Erwan Seznec
Hausse toujours, tu m'intéresses...
Les mutuelles que nous avions interrogées en 2009 sur les hausses répétées de leurs tarifs laissaient entendre qu'un cycle s'achevait et que la stabilisation était proche. L'analyse n'a pas pris une ride : en 2010, les tarifs grimpent encore, et la stabilisation est toujours pour demain.
C’est désormais une certitude, les tarifs des mutuelles santé augmenteront encore en 2010. Le président de la Mutualité française, Jean-Pierre Davant, a annoncé une hausse moyenne des cotisations de l’ordre de 5 %, cette moyenne pouvant cacher des progressions nettement plus importantes pour certains contrats.
Les acteurs de la profession sont rarement à court d’arguments pour justifier l’envolée de leurs tarifs. La population vieillit, l’assurance maladie se désengage, se soigner coûte de plus en plus cher, l’État les taxe pour financer la couverture maladie universelle, etc. Tout cela est juste, mais insuffisant. Une donnée en particulier reste inexplicable. Entre 2002 et 2006, les cotisations des mutuelles ont progressé beaucoup plus vite (+36 %) que leurs prestations (+22 %). Un écart de quelques milliards d’euros s’est creusé entre les sommes que les mutuelles encaissent et les remboursements qu’elles opèrent.
Interrogés l’an dernier sur ce point, les acteurs de la profession nous avaient expliqué que leur métier obéit à un cycle long (lire notre enquête). Ils seraient régulièrement amenés à reconstituer leurs réserves, après avoir remboursé davantage qu’ils n’ont perçu pendant quelques années. 2001-2005, par exemple, était une période de déficit, « nécessairement » suivie d’une période d’alourdissement des cotisations, indispensable à l’équilibre du système. Plusieurs de nos interlocuteurs laissaient entendre il y a 12 mois que la phase de hausse de leurs tarifs s’achèverait en 2010, sans l’affirmer catégoriquement. Sage précaution, puisqu’ils grimpent de plus belle.

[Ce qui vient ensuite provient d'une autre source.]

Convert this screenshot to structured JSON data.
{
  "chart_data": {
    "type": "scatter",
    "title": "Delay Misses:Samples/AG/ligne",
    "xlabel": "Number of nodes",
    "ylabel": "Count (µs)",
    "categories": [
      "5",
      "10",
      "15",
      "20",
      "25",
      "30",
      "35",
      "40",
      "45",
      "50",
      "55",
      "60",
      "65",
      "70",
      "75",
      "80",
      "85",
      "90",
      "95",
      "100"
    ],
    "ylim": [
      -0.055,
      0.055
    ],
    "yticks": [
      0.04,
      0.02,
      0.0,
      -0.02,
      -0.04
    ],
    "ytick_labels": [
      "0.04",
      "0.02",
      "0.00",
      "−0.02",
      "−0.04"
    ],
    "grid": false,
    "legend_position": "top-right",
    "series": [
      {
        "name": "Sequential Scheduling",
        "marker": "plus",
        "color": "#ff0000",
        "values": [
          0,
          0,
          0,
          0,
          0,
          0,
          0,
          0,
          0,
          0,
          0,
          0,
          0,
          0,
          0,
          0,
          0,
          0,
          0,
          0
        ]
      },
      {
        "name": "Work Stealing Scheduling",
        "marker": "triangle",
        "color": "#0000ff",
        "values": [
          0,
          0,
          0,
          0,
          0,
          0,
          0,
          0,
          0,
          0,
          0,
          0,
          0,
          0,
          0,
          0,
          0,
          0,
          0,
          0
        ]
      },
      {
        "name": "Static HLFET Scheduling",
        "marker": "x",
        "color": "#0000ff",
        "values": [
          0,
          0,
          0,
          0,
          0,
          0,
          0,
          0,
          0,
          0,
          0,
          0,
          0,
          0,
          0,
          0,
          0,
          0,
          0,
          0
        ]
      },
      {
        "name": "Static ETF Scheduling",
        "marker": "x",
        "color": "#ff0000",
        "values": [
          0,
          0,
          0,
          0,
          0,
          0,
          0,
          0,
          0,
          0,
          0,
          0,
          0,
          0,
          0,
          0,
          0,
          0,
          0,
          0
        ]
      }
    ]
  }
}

Gestion remise en question
Libre aux mutuelles de fixer leur prix, elles font partie du secteur privé. Mais libre aux consommateurs, après cette énième hausse, de se poser des questions sur leur gestion. Engagées dans un vaste mouvement de rachats et de concentration, certaines mutuelles ont dépensé sans compter ces dernières années pour gagner des parts de marché. La mutuelle étudiants Vittavi se retrouve ainsi en cessation de paiements depuis fin 2009, suite à un développement mal maîtrisé. D’autres ont peut-être pris des risques inconsidérés avec leurs placements, dans l’espoir d’accroître leur trésor de guerre. La caisse autonome de retraite des anciens combattants (Carac, adhérente de la Mutualité), par exemple, est partie civile dans l’affaire Madoff…
À rebours de la tendance générale, le régime local d’assurance maladie d’Alsace-Moselle a décidé, quant à lui, de ne pas augmenter ses cotisations en 2010. Héritage de la période allemande, ce régime est une sorte de complémentaire santé obligatoire à l’échelle de trois départements. Son taux de cotisation a baissé de 1,70 % à 1,60 % début 2008, et il est inchangé depuis (1). Ce régime est dans une situation financière saine. Soucieux d’assumer son rôle d’amortisseur social, il a décidé de puiser dans ses réserves en 2010 pour compenser la baisse des recettes consécutive à la crise économique. Un exemple intéressant, que l’immense majorité des mutuelles de France s’est empressée de ne pas suivre.
(1) 1,60 % de la part salariale des actifs des trois départements.